Gretsch White Falcon With Howard Melnick Of Marqui Adora
The Gretsch White Falcon with a Bigsby Tremolo is a beautiful guitar, as Howard Melnick displays in this video. Howard talks about how the Gretsch is way more than just a rockabilly guitar and labeling it as such is stereotyping a guitar with a beautiful range.
Howard also offers some advice on how to deal with crazy rockabilly artists who want to purloin your guitar.
PATRICK OGLE: Ah, yes.
HOWARD MELNICK: I know your pal there said he all hate Gretsches but how can you not like that, right?

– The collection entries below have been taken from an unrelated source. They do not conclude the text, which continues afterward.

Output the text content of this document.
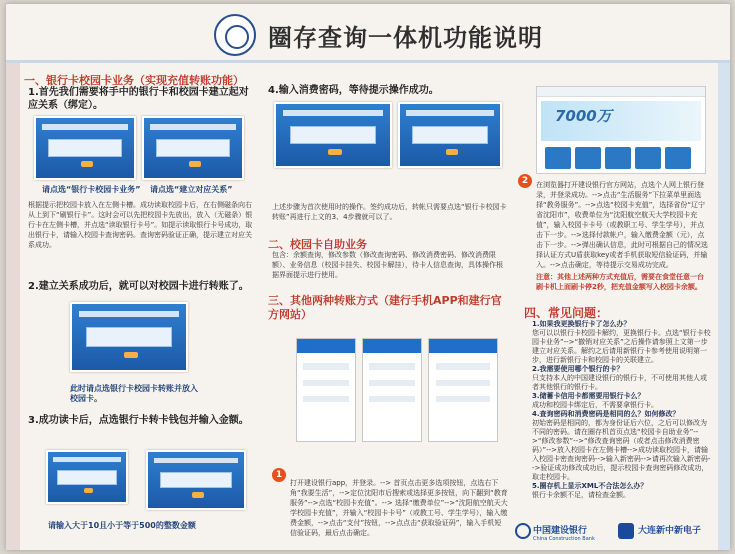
圈存查询一体机功能说明
一、银行卡校园卡业务（实现充值转账功能）
1.首先我们需要将手中的银行卡和校园卡建立起对应关系（绑定）。
请点选“银行卡校园卡业务” 请点选“建立对应关系”
根据提示把校园卡放入在左侧卡槽。成功读取校园卡后，在右侧磁条向右从上到下“刷银行卡”。这时会可以先把校园卡先放出，放入（无磁条）银行卡在左侧卡槽，并点选“读取银行卡号”。如提示读取银行卡号成功，取出银行卡，请输入校园卡查询密码。查询密码验证正确，提示建立对应关系成功。
2.建立关系成功后，就可以对校园卡进行转账了。
此时请点选银行卡校园卡转账并放入校园卡。
3.成功读卡后，点选银行卡转卡钱包并输入金额。
请输入大于10且小于等于500的整数金额
4.输入消费密码，等待提示操作成功。
上述步骤为首次使用时的操作。签约成功后，转帐只需要点选“银行卡校园卡转账”再进行上文的3、4步骤就可以了。
二、校园卡自助业务
包含：余额查询，修改参数（修改查询密码、修改消费密码、修改消费限额）、业务信息（校园卡挂失、校园卡解挂），待卡人信息查询，具体操作根据界面提示进行使用。
三、其他两种转账方式（建行手机APP和建行官方网站）
1
打开建设银行app，并登录。--> 首页点击更多选项按钮，点选右下角“我要生活”，-->定位沈阳市后搜索或选择更多按钮，向下翻到“教育服务”-->点选“校园卡充值”。--> 选择“缴费单位”-->“沈阳航空航天大学校园卡充值”，并输入“校园卡卡号”（或教工号、学生学号），输入缴费金额，-->点击“支付”按钮，-->点点击“获取验证码”，输入手机短信验证码，最后点击确定。
7000万
2	在浏览器打开建设银行官方网站，点选个人网上银行登录，并登录成功。-->点击“生活服务”下拉菜单里面选择“教务服务”。-->点选“校园卡充值”，选择省份“辽宁省沈阳市”，收费单位为“沈阳航空航天大学校园卡充值”，输入校园卡卡号（或教职工号、学生学号），并点击下一步。-->选择付款帐户，输入缴费金额（元），点击下一步。-->弹出确认信息，此时可根据自己的情况选择认证方式U盾获取key或者手机获取短信验证码，并输入。-->点击确定，等待提示交易成功完成。
注意：其他上述两种方式充值后，需要在食堂任意一台刷卡机上面刷卡停2秒，把充值金额写入校园卡余额。
四、常见问题：
1.如果我更换银行卡了怎么办？
您可以以银行卡校园卡解约，更换银行卡。点选“银行卡校园卡业务”-->“撤销对应关系”之后操作请参照上文第一步建立对应关系。解约之后请用新银行卡参考使用说明第一步，进行新银行卡和校园卡的关联建立。
2.我需要使用哪个银行的卡？
只支持本人的中国建设银行的银行卡，不可使用其他人或者其他银行的银行卡。
3.储蓄卡信用卡都需要用银行卡么？
成功和校园卡绑定后，不需要拿银行卡。
4.查询密码和消费密码是相同的么？如何修改？
初始密码是相同的，都为身份证后六位，之后可以修改为不同的密码。请在圈存机首页点选“校园卡自助业务”-->“修改参数”-->“修改查询密码（或者点击修改消费密码）”-->放入校园卡在左侧卡槽-->成功读取校园卡，请输入校园卡密查询密码-->输入新密码-->请再次输入新密码-->验证成功修改成功后，提示校园卡查询密码修改成功，取走校园卡。
5.圈存机上显示XML不合法怎么办？
银行卡余额不足，请检查金额。
中国建设银行
China Construction Bank
大连新中新电子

PATRICK OGLE: Yeah. That's a pretty fabulous looking guitar and it looks cool. Problem is I'm in here and I'm like kind of jammed up in here with my, you know. But yeah, that is a beautiful guitar. Now, what do you use this for? Is this -- I mean is this a similar guitar soundwise to like the 335 or --
HOWARD MELNICK: No. It's actually very subtle. Yeah, you do have a little bit of feedback problems in here but it's just very warm. It's not harsh in anyway. The clean is clean, and if you want it to be distorted and dirty, it can do it. It's just a very versatile guitar and it doesn't look half bad either. It has got what I like is the -- just this unique tremolo, the Bigsby tremolo that you just, you know, you can't really get that sound out of like, say a Floyd Rose or anything like that .But I used to play this quite a lot in Fashionista and I used it a little bit here and there with Marqui Adora but yeah I used this just so I don't have to change guitars because I can go get my Fender clean sounds or just a raunchy Gibson dirty sound, so.
PATRICK OGLE: When I think Gretsch, a lot of times I do think rockabilly.
HOWARD MELNICK: And I hate that.
PATRICK OGLE: [LAUGHING]
HOWARD MELNICK: And I hate that. Actually because of this guitar I kind of retired for a while because I had some jacked up, methed out rockabilly dude running up to me after Fashionista played and was wanted me to join his band, and I'm like, "Dude, I don't like that kind of music," and just would not leave me alone.
PATRICK OGLE: He thought you were Brian Setzer or something?
HOWARD MELNICK: Right, and you know, and he just kept talking about the guitar. The more he talked about it made me that much more paranoid that he actually was going to jack it from me and, you know, I'd never see it again. So, you can only imagine my paranoia there.